Thursday, December 18, 2008

Caching in Microsoft Axapta

The record cache in Microsoft Axapta is a performance-enhancing feature, aimed at avoiding unnecessary database access when reading the same record repeatedly. 
Record caching is only possible when the table containing the records is static. Otherwise, it is necessary to read the current record from the database when creating a relation to that particular record. This will ensure data integrity.
The enabling of caching on a table is dependent on the existence of a unique index. The caching key is determined either by the primaryIndex in the table, if one exists, or the first unique index. 
Note: 
Caching is only active for selects done with predicates on the whole caching key.
Only selects that retrieve all fields in the record are placed in the cache. Ranges are not cached.
There are 4 types of caching:
None: caching is disabled.
NotInTts: all key selects are cached. When in tts, the record is read once. The record is select-locked when read in tts, which ensures that the record cached is not updated while the tts is active.
Found: all successful key selects are cached. All caching key selects are returned from caching if the record exists there. A select-for-update in tts will force reading from the database, as well as update the cache.
FoundAndEmpty: all selects on caching keys are cached, even selects not returning data. All caching key selects are returned from caching if the record exists there, or the record is marked as non-existing in the cache. A select-for-update in tts will force reading from the database as well as update the cache.
Tip: 
Found caching is appropriate for tables that are static (or only receive inserts). FoundAndEmpty caching is appropriate for completely static tables.

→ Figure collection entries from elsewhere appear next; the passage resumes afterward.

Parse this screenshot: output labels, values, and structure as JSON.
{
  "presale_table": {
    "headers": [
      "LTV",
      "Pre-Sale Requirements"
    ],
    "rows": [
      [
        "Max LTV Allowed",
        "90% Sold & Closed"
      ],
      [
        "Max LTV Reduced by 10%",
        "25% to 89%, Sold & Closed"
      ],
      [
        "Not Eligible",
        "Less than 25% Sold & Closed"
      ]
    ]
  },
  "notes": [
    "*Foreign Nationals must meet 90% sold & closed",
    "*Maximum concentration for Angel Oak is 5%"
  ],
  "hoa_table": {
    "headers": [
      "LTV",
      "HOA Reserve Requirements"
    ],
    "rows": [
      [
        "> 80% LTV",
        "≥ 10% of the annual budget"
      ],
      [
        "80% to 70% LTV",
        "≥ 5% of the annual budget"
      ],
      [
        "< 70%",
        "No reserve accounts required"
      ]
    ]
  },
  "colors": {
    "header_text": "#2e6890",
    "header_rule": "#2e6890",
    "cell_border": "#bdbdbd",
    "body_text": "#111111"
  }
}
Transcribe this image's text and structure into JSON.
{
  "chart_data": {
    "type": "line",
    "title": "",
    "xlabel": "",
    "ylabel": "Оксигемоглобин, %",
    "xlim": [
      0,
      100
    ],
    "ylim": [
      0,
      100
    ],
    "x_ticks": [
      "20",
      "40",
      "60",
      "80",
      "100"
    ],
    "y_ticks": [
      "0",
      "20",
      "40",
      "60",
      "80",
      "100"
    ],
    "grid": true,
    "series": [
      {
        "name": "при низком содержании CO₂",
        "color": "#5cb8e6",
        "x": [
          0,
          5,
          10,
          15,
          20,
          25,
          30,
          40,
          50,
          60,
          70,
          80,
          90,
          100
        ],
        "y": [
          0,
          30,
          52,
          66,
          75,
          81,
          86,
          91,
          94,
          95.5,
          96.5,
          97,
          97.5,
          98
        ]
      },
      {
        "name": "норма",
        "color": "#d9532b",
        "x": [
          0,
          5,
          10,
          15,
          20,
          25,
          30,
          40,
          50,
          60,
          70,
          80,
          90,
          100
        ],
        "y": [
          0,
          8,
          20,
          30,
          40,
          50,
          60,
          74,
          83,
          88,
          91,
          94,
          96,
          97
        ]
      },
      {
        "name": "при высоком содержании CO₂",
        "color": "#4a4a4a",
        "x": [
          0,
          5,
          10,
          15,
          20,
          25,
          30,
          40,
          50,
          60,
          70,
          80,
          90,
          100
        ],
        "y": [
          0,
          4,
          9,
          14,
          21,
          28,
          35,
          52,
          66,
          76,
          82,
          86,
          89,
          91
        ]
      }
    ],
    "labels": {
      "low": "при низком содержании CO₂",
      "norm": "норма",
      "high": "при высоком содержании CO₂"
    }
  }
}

The application code must be aware that cached data has no time-out. If the application is not specifically designed to handle updates to cached tables, data corruption will occur. Currently, the only way to refresh all types of caches, in both Two- and Three-tier solutions, is to restart Microsoft Axapta.
As long as all keys used from a table are verified within a tts, updating a table that is notInTts cached, does not jeopardize data integrity in the same way.
Only when Microsoft Axapta is performing an update or delete, is the cache synchronised with the table in the database. The synchronisation is not done for inserts. This means that any record, not found on a table with foundAndEmpty caching, will continue to be reported as not found, even after it has been created.
The behaviour on Microsoft Axapta Object Server thin clients is a little different if the Microsoft Axapta Object Server has exclusive use of that database. In this case the AOS will ensure that no invalid data can be read from cache. However, the problem with regards to inserts in a table with foundAndEmpty caching remains.
Methods to refresh caching
In addition to the above-described methods, there is also the “flush table name” X++ construction. This code will flush the table corresponding to the table-name from the cache. When in an AOS environment, the flush will only apply to the cache that resides where the code is run. Thus a flush run on the client will only flush the local cache, not the caching on the server.
Tip:
A delete_from  X++ construct will flush all caching of that particular table. 
The deleteCompany method on the application object will flush all tables from all caching.